Her biography has led quite naturally to an infanticide. Evidently she chose to cull young Phineas from the litter, so as you read my words please know that she is now enduring the delicate emotional condition that plagues one who has recently devoured one’s own offspring. Treat her appropriately.
I, for example, have tuned the radio here in the custodial office from my beloved country music to a classical music station.
You and I understand that the mother rat’s brutal act is in fact the perfectly natural and correct response to her circumstances — if rats could think, we’d call the mother’s act ‘rational.’ Forced to live in an environment to which her species is poorly adapted, she destroyed the weakest in her litter to maximize her succeeding generation’s potential for success.
But on learning the whereabouts of Phineas, the principal caretaker (“Shelly”) wrongly concluded that the mother had murdered him out of some derangement.
I attempted to explain to Shelly what you and I know: Toss an animal into an environment starkly different from that to which its specie has evolved over millions of years to occupy and you ought not to be surprised when that animal reacts in a manner that seems distasteful, if not savage.
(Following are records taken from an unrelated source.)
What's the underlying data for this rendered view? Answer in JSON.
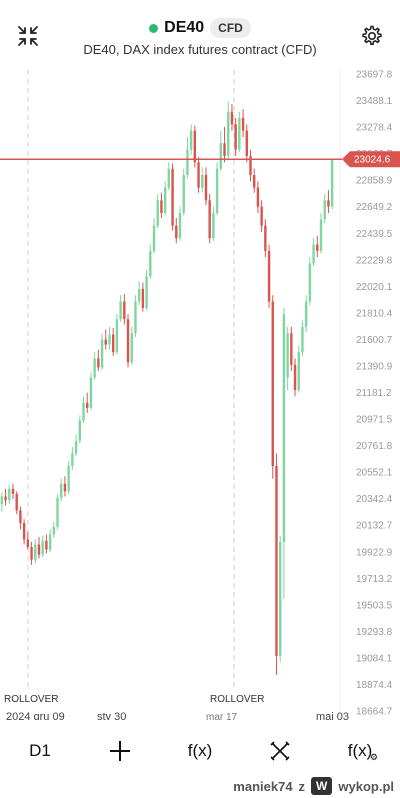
{
  "header": {
    "symbol": "DE40",
    "badge": "CFD",
    "subtitle": "DE40, DAX index futures contract (CFD)",
    "status_color": "#2eb872"
  },
  "icons": {
    "collapse": "collapse-arrows-icon",
    "settings": "gear-icon"
  },
  "chart_data": {
    "type": "candlestick",
    "y_axis_labels": [
      "23697.8",
      "23488.1",
      "23278.4",
      "23068.7",
      "22858.9",
      "22649.2",
      "22439.5",
      "22229.8",
      "22020.1",
      "21810.4",
      "21600.7",
      "21390.9",
      "21181.2",
      "20971.5",
      "20761.8",
      "20552.1",
      "20342.4",
      "20132.7",
      "19922.9",
      "19713.2",
      "19503.5",
      "19293.8",
      "19084.1",
      "18874.4",
      "18664.7"
    ],
    "ylim": [
      18664.7,
      23697.8
    ],
    "x_labels": [
      "2024 gru 09",
      "sty 30",
      "mar 17",
      "maj 03"
    ],
    "annotations": [
      "ROLLOVER",
      "ROLLOVER"
    ],
    "current_price": "23024.6",
    "current_price_value": 23024.6,
    "up_color": "#7ed6a0",
    "down_color": "#d9534f",
    "price_line_color": "#d9534f",
    "candles": [
      [
        20300,
        20360,
        20240,
        20390
      ],
      [
        20360,
        20330,
        20290,
        20420
      ],
      [
        20330,
        20420,
        20300,
        20450
      ],
      [
        20420,
        20380,
        20340,
        20460
      ],
      [
        20380,
        20250,
        20220,
        20400
      ],
      [
        20250,
        20150,
        20100,
        20280
      ],
      [
        20150,
        20020,
        19980,
        20180
      ],
      [
        20020,
        19960,
        19940,
        20080
      ],
      [
        19960,
        19860,
        19820,
        20000
      ],
      [
        19860,
        19980,
        19830,
        20020
      ],
      [
        19980,
        19900,
        19870,
        20040
      ],
      [
        19900,
        20010,
        19880,
        20050
      ],
      [
        20010,
        19940,
        19910,
        20060
      ],
      [
        19940,
        20060,
        19920,
        20100
      ],
      [
        20060,
        20120,
        20030,
        20160
      ],
      [
        20120,
        20350,
        20100,
        20380
      ],
      [
        20350,
        20460,
        20320,
        20500
      ],
      [
        20460,
        20400,
        20360,
        20520
      ],
      [
        20400,
        20600,
        20380,
        20640
      ],
      [
        20600,
        20700,
        20570,
        20750
      ],
      [
        20700,
        20800,
        20680,
        20850
      ],
      [
        20800,
        20960,
        20780,
        21000
      ],
      [
        20960,
        21100,
        20940,
        21150
      ],
      [
        21100,
        21060,
        21020,
        21180
      ],
      [
        21060,
        21300,
        21040,
        21340
      ],
      [
        21300,
        21450,
        21280,
        21500
      ],
      [
        21450,
        21380,
        21350,
        21520
      ],
      [
        21380,
        21600,
        21360,
        21650
      ],
      [
        21600,
        21560,
        21520,
        21680
      ],
      [
        21560,
        21640,
        21520,
        21700
      ],
      [
        21640,
        21500,
        21470,
        21690
      ],
      [
        21500,
        21760,
        21480,
        21800
      ],
      [
        21760,
        21900,
        21740,
        21950
      ],
      [
        21900,
        21760,
        21720,
        21960
      ],
      [
        21760,
        21420,
        21380,
        21800
      ],
      [
        21420,
        21650,
        21400,
        21700
      ],
      [
        21650,
        21900,
        21620,
        21950
      ],
      [
        21900,
        22000,
        21870,
        22060
      ],
      [
        22000,
        21850,
        21820,
        22050
      ],
      [
        21850,
        22100,
        21830,
        22150
      ],
      [
        22100,
        22300,
        22080,
        22350
      ],
      [
        22300,
        22500,
        22280,
        22560
      ],
      [
        22500,
        22700,
        22480,
        22750
      ],
      [
        22700,
        22600,
        22560,
        22760
      ],
      [
        22600,
        22800,
        22580,
        22850
      ],
      [
        22800,
        22950,
        22780,
        23000
      ],
      [
        22950,
        22500,
        22460,
        22990
      ],
      [
        22500,
        22400,
        22360,
        22560
      ],
      [
        22400,
        22600,
        22380,
        22650
      ],
      [
        22600,
        22900,
        22580,
        22950
      ],
      [
        22900,
        23100,
        22870,
        23200
      ],
      [
        23100,
        23250,
        23060,
        23300
      ],
      [
        23250,
        23000,
        22960,
        23290
      ],
      [
        23000,
        22800,
        22760,
        23040
      ],
      [
        22800,
        22900,
        22760,
        22960
      ],
      [
        22900,
        22700,
        22660,
        22960
      ],
      [
        22700,
        22400,
        22360,
        22750
      ],
      [
        22400,
        22600,
        22380,
        22650
      ],
      [
        22600,
        22950,
        22580,
        23000
      ],
      [
        22950,
        23150,
        22930,
        23250
      ],
      [
        23150,
        23050,
        23000,
        23280
      ],
      [
        23050,
        23400,
        23030,
        23480
      ],
      [
        23400,
        23300,
        23250,
        23460
      ],
      [
        23300,
        23100,
        23050,
        23350
      ],
      [
        23100,
        23350,
        23080,
        23400
      ],
      [
        23350,
        23250,
        23200,
        23420
      ],
      [
        23250,
        23050,
        23000,
        23300
      ],
      [
        23050,
        22900,
        22850,
        23100
      ],
      [
        22900,
        22800,
        22760,
        22950
      ],
      [
        22800,
        22650,
        22600,
        22850
      ],
      [
        22650,
        22500,
        22450,
        22700
      ],
      [
        22500,
        22300,
        22250,
        22550
      ],
      [
        22300,
        21900,
        21850,
        22350
      ],
      [
        21900,
        20600,
        20500,
        21950
      ],
      [
        20600,
        19100,
        18950,
        20700
      ],
      [
        19100,
        20000,
        19050,
        20050
      ],
      [
        20000,
        21800,
        19550,
        21850
      ],
      [
        21300,
        21650,
        21200,
        21700
      ],
      [
        21650,
        21400,
        21350,
        21700
      ],
      [
        21400,
        21200,
        21150,
        21450
      ],
      [
        21200,
        21500,
        21180,
        21550
      ],
      [
        21500,
        21700,
        21470,
        21750
      ],
      [
        21700,
        21900,
        21660,
        21950
      ],
      [
        21900,
        22200,
        21870,
        22250
      ],
      [
        22200,
        22350,
        22180,
        22400
      ],
      [
        22350,
        22300,
        22250,
        22420
      ],
      [
        22300,
        22550,
        22280,
        22600
      ],
      [
        22550,
        22700,
        22520,
        22750
      ],
      [
        22700,
        22650,
        22600,
        22780
      ],
      [
        22650,
        23024.6,
        22630,
        23024.6
      ]
    ]
  },
  "toolbar": {
    "interval": "D1",
    "indicators": "f(x)",
    "indicator_settings": "f(x)"
  },
  "watermark": {
    "user": "maniek74",
    "z": "z",
    "site": "wykop.pl"
  }
}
But Miss Johnstone objected. She drove me from the room, insisting I take the family with me.
When we were both just outside the room she closed the door gently, then turned on me with a hostile whisper. “What the hell is the matter with you?”
“Pardon?” I said.
“Telling a twelve year-old girl that her rat ate its baby?”
“Pup. The rat ate her pup. She wanted to know where Phineas is. That’s where he is.”
“I understand that now.”
“It seemed like a teachable moment. I thought you and I made a great team.”
“We are a great team, Stu, but I’m the teacher. I decide what the teachable moments are. You leave that to me, I’ll leave the rats to you.”
“Understood, Miss Johnstone,” I acceded. I left her. I placed the cage on your desk because you don’t seem to use it very often.
While I have not made any promises to Shelly that her rat family would evade extermination, I would appreciate if you could help me to demonstrate the correct way to nurture the unfortunate Phineas’ surviving siblings to adulthood.
Last Bell’s about to ring. I must leave you now. Enjoy your shift! And thank you in advance.